You should note, however, that these examples do not constitute
"recipes" that can be used unchanged for new problems.  They are
intended to help you understand the models, priors, and computational
methods, so that you can devise an appropriate way of handling
whatever problem you are interested in.


Portability of the software.

The software is written in C, following the C99 standard.  It is meant
to be run in a Unix/Linux/macOS environment.  The various components
of the software are invoked as Unix/Linux shell commands, which may be
run via shell scripts.

There is no dependence on any particular graphics package or graphical
user interface.  The 'xxx-plt' programs are designed to allow their
output to be piped directly into the 'graph' or 'xgraph' plotting
programs, but other suitable plotting programs can be used instead, or
the numbers can be examined directly.  The 'xxx-tbl' programs output
the same information in a different format, which is useful when
plotting or analysing data with R, since this format is convenient for
the R read.table command.


Reproducibility of the results.

The results of running any of the programs should be reproducible if
the program is run again, with the same random number seed, on the
same machine, with the software compiled with the same options, using
the same versions of the compiler and standard library routines, using
the same CPU, or using the same GPU with the same driver software.

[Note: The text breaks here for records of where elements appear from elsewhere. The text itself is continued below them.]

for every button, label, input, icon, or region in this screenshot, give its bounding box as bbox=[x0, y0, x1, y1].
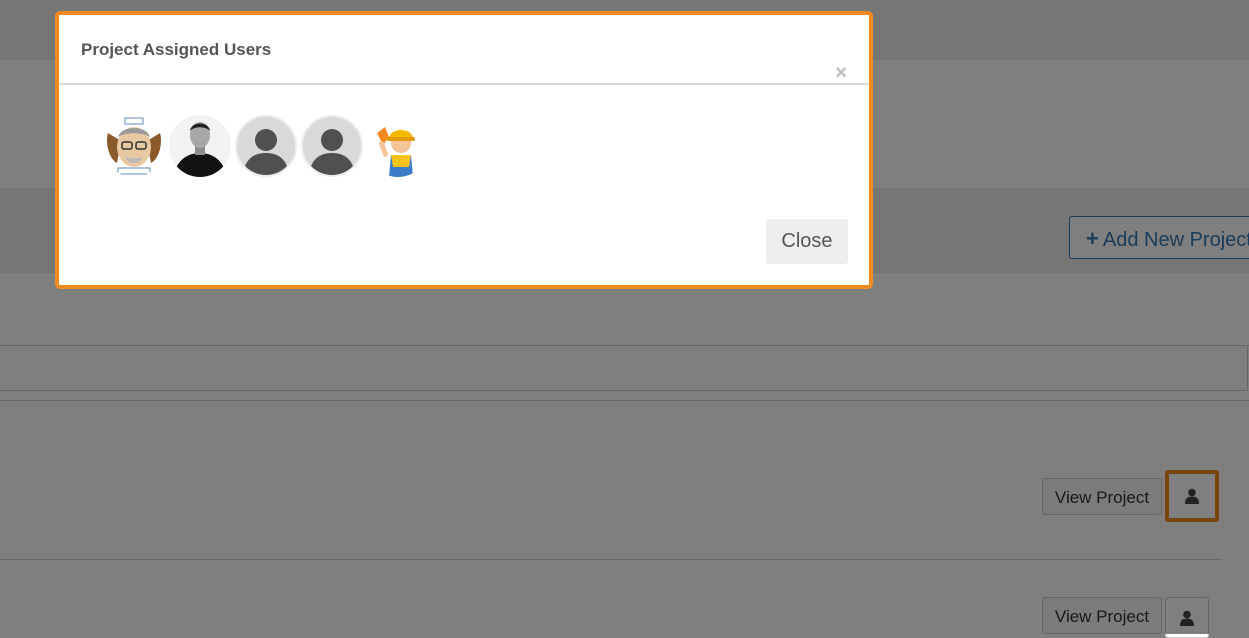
default-user-avatar bbox=[301, 115, 363, 177]
assigned-users-list bbox=[103, 115, 429, 177]
close-icon[interactable]: × bbox=[835, 63, 847, 83]
close-button[interactable]: Close bbox=[766, 219, 848, 264]
man-photo-avatar bbox=[169, 115, 231, 177]
modal-title: Project Assigned Users bbox=[81, 40, 272, 59]
modal-header: Project Assigned Users × bbox=[59, 15, 869, 85]
cartoon-man-avatar bbox=[103, 115, 165, 177]
construction-worker-avatar bbox=[367, 115, 429, 177]
default-user-avatar bbox=[235, 115, 297, 177]
project-assigned-users-modal: Project Assigned Users × Close bbox=[55, 11, 873, 289]
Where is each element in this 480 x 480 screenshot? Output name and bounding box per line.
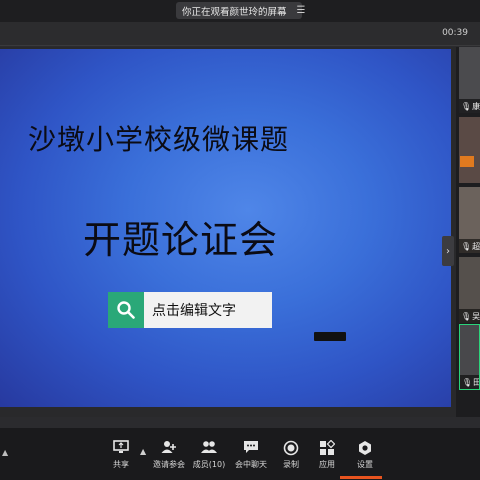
person-icon: [460, 156, 474, 167]
members-button[interactable]: 成员(10): [189, 440, 229, 476]
participant-tile-active[interactable]: 🎙田: [459, 324, 480, 390]
slide-mini-controls[interactable]: [314, 332, 346, 341]
mic-icon: 🎙: [461, 241, 472, 251]
participant-name: 超: [472, 241, 480, 251]
apps-button[interactable]: 应用: [307, 439, 347, 476]
share-banner-text: 你正在观看颜世玲的屏幕: [182, 6, 287, 18]
slide-title-line1: 沙墩小学校级微课题: [28, 123, 290, 156]
chat-icon: [231, 440, 271, 458]
share-label: 共享: [113, 460, 129, 469]
gear-icon: [345, 440, 385, 458]
chevron-right-icon[interactable]: ›: [442, 236, 454, 266]
meeting-timer: 00:39: [442, 28, 468, 38]
apps-icon: [307, 439, 347, 458]
participant-name: 田: [473, 377, 479, 388]
meeting-toolbar: ▲ 共享 ▲ 邀请参会 成员(10) 会中聊天 录制 应用 设置: [0, 428, 480, 480]
mic-icon: 🎙: [461, 311, 472, 321]
share-screen-icon: [101, 440, 141, 458]
settings-button[interactable]: 设置: [345, 440, 385, 476]
record-button[interactable]: 录制: [271, 440, 311, 476]
list-icon[interactable]: ☰: [297, 5, 306, 16]
highlight-bar: [340, 476, 382, 479]
mic-icon: 🎙: [461, 101, 472, 111]
slide-edit-placeholder: 点击编辑文字: [108, 292, 272, 328]
members-icon: [189, 440, 229, 458]
participant-strip: 🎙康 🎙超 🎙吴 🎙田: [456, 47, 480, 417]
record-icon: [271, 440, 311, 458]
chat-button[interactable]: 会中聊天: [231, 440, 271, 476]
screen-share-indicator[interactable]: 你正在观看颜世玲的屏幕 ☰: [176, 2, 305, 19]
members-label: 成员(10): [192, 460, 226, 469]
chat-label: 会中聊天: [235, 460, 267, 469]
top-banner: 你正在观看颜世玲的屏幕 ☰: [0, 0, 480, 22]
participant-tile[interactable]: [459, 117, 480, 183]
edit-text-label: 点击编辑文字: [144, 292, 272, 328]
chevron-up-icon[interactable]: ▲: [140, 447, 146, 456]
participant-tile[interactable]: 🎙 吴: [459, 257, 480, 323]
participant-tile[interactable]: 🎙 康: [459, 47, 480, 113]
mic-icon: 🎙: [462, 377, 473, 387]
settings-label: 设置: [357, 460, 373, 469]
add-user-icon: [149, 440, 189, 458]
invite-label: 邀请参会: [153, 460, 185, 469]
chevron-up-icon[interactable]: ▲: [2, 448, 8, 457]
share-button[interactable]: 共享: [101, 440, 141, 476]
search-icon: [108, 292, 144, 328]
participant-tile[interactable]: 🎙 超: [459, 187, 480, 253]
invite-button[interactable]: 邀请参会: [149, 440, 189, 476]
meeting-header: 00:39: [0, 22, 480, 46]
participant-name: 吴: [472, 311, 480, 321]
record-label: 录制: [283, 460, 299, 469]
participant-name: 康: [472, 101, 480, 111]
apps-label: 应用: [319, 460, 335, 469]
slide-title-line2: 开题论证会: [83, 218, 279, 262]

As soon as any of these things change, differences in results may
become possible.  For example, roundoff errors from floating-point
summation may change depending on summation order, which may differ
for code written to use various SIMD facilities (such as SSE2, versus
AVX, versus AVX2, for Intel/AMD processors).  Different system
libraries for mathematical functions (such as tanh) may produce
slightly different results.  Any small differences may subsequently be
amplified by chaotic dynamics, or by a small difference changing
whether or not a proposal is accepted.